A community health nurse is working with a group of clients. The nurse practices the ethical principle of distributive justice by performing which of the following tasks?
- A. Keeping a promise to visit a client who is housebound after the delivery of care.
- B. Ensuring that a client who is homeless receives preventive medical care.
- C. Being honest with the parents of a child about the need to report suspected abuse.
- D. Accepting the decision of an older adult client to live alone in her home.
Correct Answer: B
Rationale: The correct answer is B. Distributive justice refers to fair distribution of resources and services to all individuals, with priority given to those in need. By ensuring that a homeless client receives preventive medical care, the nurse is upholding this principle.
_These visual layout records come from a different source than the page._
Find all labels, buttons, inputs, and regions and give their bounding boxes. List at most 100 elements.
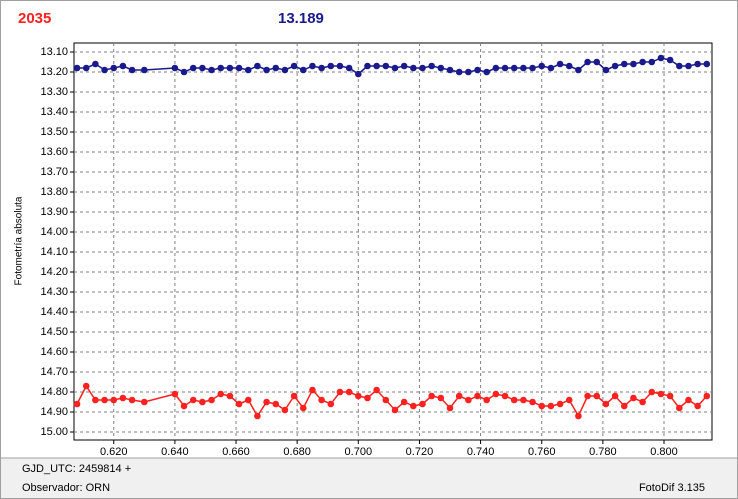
- x-tick-label: 0.700: [345, 446, 373, 458]
- point: [180, 402, 188, 410]
- point: [575, 66, 582, 74]
- point: [309, 386, 316, 394]
- point: [263, 398, 270, 406]
- status-area: [1, 458, 737, 498]
- y-tick-label: 13.10: [40, 46, 68, 58]
- plot-area: [73, 42, 713, 441]
- point: [492, 390, 500, 398]
- point: [694, 60, 701, 68]
- y-tick-label: 15.00: [40, 426, 68, 438]
- point: [391, 64, 399, 72]
- point: [355, 70, 362, 78]
- point: [529, 64, 536, 72]
- x-tick-label: 0.660: [222, 446, 250, 458]
- point: [666, 392, 674, 400]
- y-tick-label: 14.30: [40, 286, 68, 298]
- point: [657, 54, 665, 62]
- y-tick-label: 13.30: [40, 86, 68, 98]
- point: [446, 66, 454, 74]
- point: [703, 392, 711, 400]
- y-tick-label: 13.70: [40, 166, 68, 178]
- point: [119, 394, 127, 402]
- point: [565, 62, 573, 70]
- header-center: 13.189: [278, 10, 324, 27]
- point: [602, 66, 610, 74]
- point: [254, 412, 261, 420]
- point: [556, 400, 564, 408]
- point: [208, 66, 215, 74]
- point: [410, 402, 417, 410]
- point: [465, 68, 472, 76]
- point: [657, 390, 665, 398]
- point: [529, 398, 536, 406]
- point: [327, 400, 335, 408]
- point: [281, 66, 289, 74]
- point: [82, 64, 90, 72]
- point: [373, 386, 380, 394]
- point: [492, 64, 500, 72]
- point: [428, 62, 435, 70]
- point: [235, 64, 243, 72]
- point: [437, 64, 445, 72]
- point: [199, 398, 206, 406]
- point: [446, 404, 454, 412]
- point: [290, 62, 298, 70]
- point: [501, 64, 509, 72]
- point: [217, 64, 225, 72]
- point: [318, 64, 325, 72]
- point: [474, 392, 481, 400]
- point: [593, 58, 601, 66]
- x-tick-label: 0.680: [283, 446, 311, 458]
- point: [73, 64, 81, 72]
- point: [244, 396, 252, 404]
- point: [189, 64, 197, 72]
- x-tick-label: 0.740: [467, 446, 495, 458]
- point: [685, 396, 692, 404]
- point: [685, 62, 692, 70]
- point: [675, 62, 683, 70]
- point: [272, 400, 280, 408]
- y-axis-label: Fotometría absoluta: [14, 196, 25, 285]
- point: [373, 62, 380, 70]
- point: [345, 64, 353, 72]
- point: [639, 398, 646, 406]
- point: [336, 62, 344, 70]
- x-tick-label: 0.720: [406, 446, 434, 458]
- point: [141, 66, 148, 74]
- point: [141, 398, 148, 406]
- y-tick-label: 14.10: [40, 246, 68, 258]
- x-tick-label: 0.640: [161, 446, 189, 458]
- point: [465, 396, 472, 404]
- y-tick-label: 14.80: [40, 386, 68, 398]
- point: [666, 56, 674, 64]
- point: [483, 396, 490, 404]
- point: [217, 390, 225, 398]
- point: [400, 398, 408, 406]
- point: [263, 66, 270, 74]
- point: [455, 68, 463, 76]
- point: [419, 64, 426, 72]
- point: [235, 400, 243, 408]
- point: [391, 406, 399, 414]
- y-tick-label: 13.90: [40, 206, 68, 218]
- y-tick-label: 14.70: [40, 366, 68, 378]
- point: [630, 60, 637, 68]
- footer-date: GJD_UTC: 2459814 +: [22, 463, 131, 475]
- point: [639, 58, 646, 66]
- point: [547, 64, 555, 72]
- point: [336, 388, 344, 396]
- y-tick-label: 13.20: [40, 66, 68, 78]
- point: [419, 400, 426, 408]
- point: [128, 396, 136, 404]
- point: [437, 394, 445, 402]
- y-tick-label: 14.60: [40, 346, 68, 358]
- point: [244, 66, 252, 74]
- point: [410, 64, 417, 72]
- point: [584, 58, 591, 66]
- point: [199, 64, 206, 72]
- point: [520, 396, 527, 404]
- point: [455, 392, 463, 400]
- y-tick-label: 14.20: [40, 266, 68, 278]
- point: [602, 400, 610, 408]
This action promotes equity and fairness by addressing the health needs of a vulnerable population.
A: Keeping a promise to visit a housebound client is important for maintaining trust and continuity of care, but it does not directly relate to distributive justice.
C: Being honest about reporting suspected abuse is related to ethical duty and integrity, not distributive justice.
D: Accepting an older adult's decision to live alone respects autonomy and independence, but it is not directly tied to distributive justice.
A nurse is teaching a group of school-age children about healthy snack options. Which of the following snacks should the nurse include?
- A. Cheesecake
- B. Air-popped popcorn
- C. Milkshake made with whole milk
- D. Baked potato chips
Correct Answer: B
Rationale: The correct answer is B: Air-popped popcorn. Popcorn is a whole grain snack that is high in fiber and low in calories, making it a healthy option for school-age children. It provides sustained energy and promotes satiety. It is also a good source of vitamins and minerals. Cheesecake (A) is high in sugar and saturated fat, not a healthy choice. Milkshake made with whole milk (C) is high in sugar and saturated fat, lacking nutritional value. Baked potato chips (D) are still high in fat and calories compared to air-popped popcorn. Overall, air-popped popcorn is the best choice among the options provided for a healthy snack for school-age children.